Americans are the least stressed in general overall with the Italians feeling the most stressed, followed by Spaniards. Germans are the most chilled about their bank balance although still almost half (44%) say checking it is stressful.
The study also asked participants about their sexual relationships. In Germany, younger people - those aged 44 and under - are almost twice as likely to feel stressed by sex (23%) compared to over 45s (13%). In comparison, nearly 1 in 4 Americans found sex stressful (22%). The most chilled out nation when it comes to sex? Italy, where just one in 10 (10%) found the idea anxiety-inducing.
Dr Jack Lewis, neuroscientist and author of best-selling book Sort Your Brain Out, said: “The stress hormone that has been studied most intensively is cortisol, released from our adrenal glands in responses to commands sent down from the brain, to sharpen reaction times and focus the mind to help deal with the problem at hand. Too little cortisol released into the bloodstream and people struggle to get motivated. Too much cortisol and they feel perpetually wound up and ready to act, but unable to think straight and make good decisions.”

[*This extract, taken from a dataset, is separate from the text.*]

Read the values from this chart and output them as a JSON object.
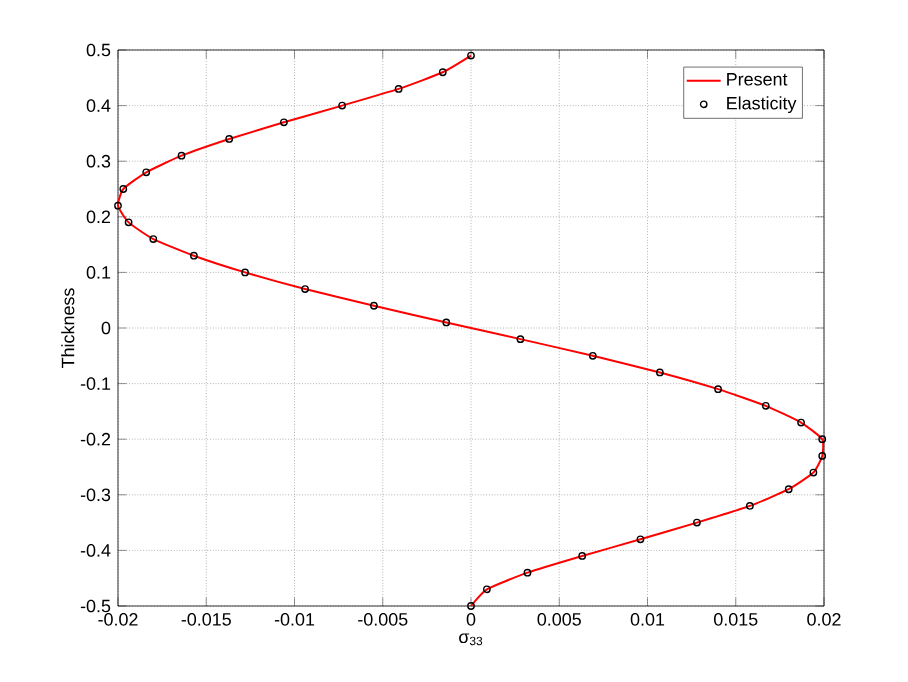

“To keep cortisol levels in the so-called ‘Goldilocks Zone’ the trick is to know which stress management techniques work best for you personally, to continuously hunt for new ones and most importantly, to use them on a daily basis. This last part is the hardest of all to master, particularly given the external stress of the last year, which has seen more arguments, more breakups and an increased fear of losing our jobs and income. But get the balance right and you’ll successfully be able to get back in control.”
Georg Hauer, General Manager for DACH and Northern Europe at N26, said: “2020 was a stressful year for everyone and it left a lot of us feeling strung out. We wanted to understand how much financial worries were affecting everyday life, and the results showed that people are really feeling the heat.”
“When it comes to handling stress, everyone needs effective ways to cope. Just as therapists or relaxing on holiday might help people cope with a break-up, people need more support when it comes to their finances. Unfortunately, people are often reluctant to open up about their troubles with money. That’s why banking needs to be simpler, more transparent and more flexible. At N26, we feel it’s our responsibility to help our customers reduce their financial stress. Research like this is important to point us in the direction of how and where we can focus our efforts in that ambition.”
Notes to editors
Top five stress inducing scenarios for Germans
- Big arguments, 92%
- Losing keys, 91%
- Caught lying, 90%
- Traffic jam, 90%
- Losing a job, 89%
Top ten stress reducing scenarios for Germans
- Listening to music, 89%
- Going on holiday, 89%
- Getting a compliment, 89%
- Eating a nice meal, 88%
- Getting a discount, 88%
N26 AG is Europe’s leading digital bank with a full German banking licence. Built on the latest technology, N26’s mobile banking experience makes managing money easier, more secure and customer friendly. To date, it has welcomed more than 8 million customers in 24 markets, and processes over 100bn EUR in transactions a year. N26 is headquartered in Berlin with offices in multiple cities across Europe, including Vienna and Barcelona, and a 1,500-strong team of more than 80 nationalities. Founded by Valentin Stalf and Maximilian Tayenthal in 2013, N26 has raised close to US$ 1.8 billion from some of the world’s most renowned investors.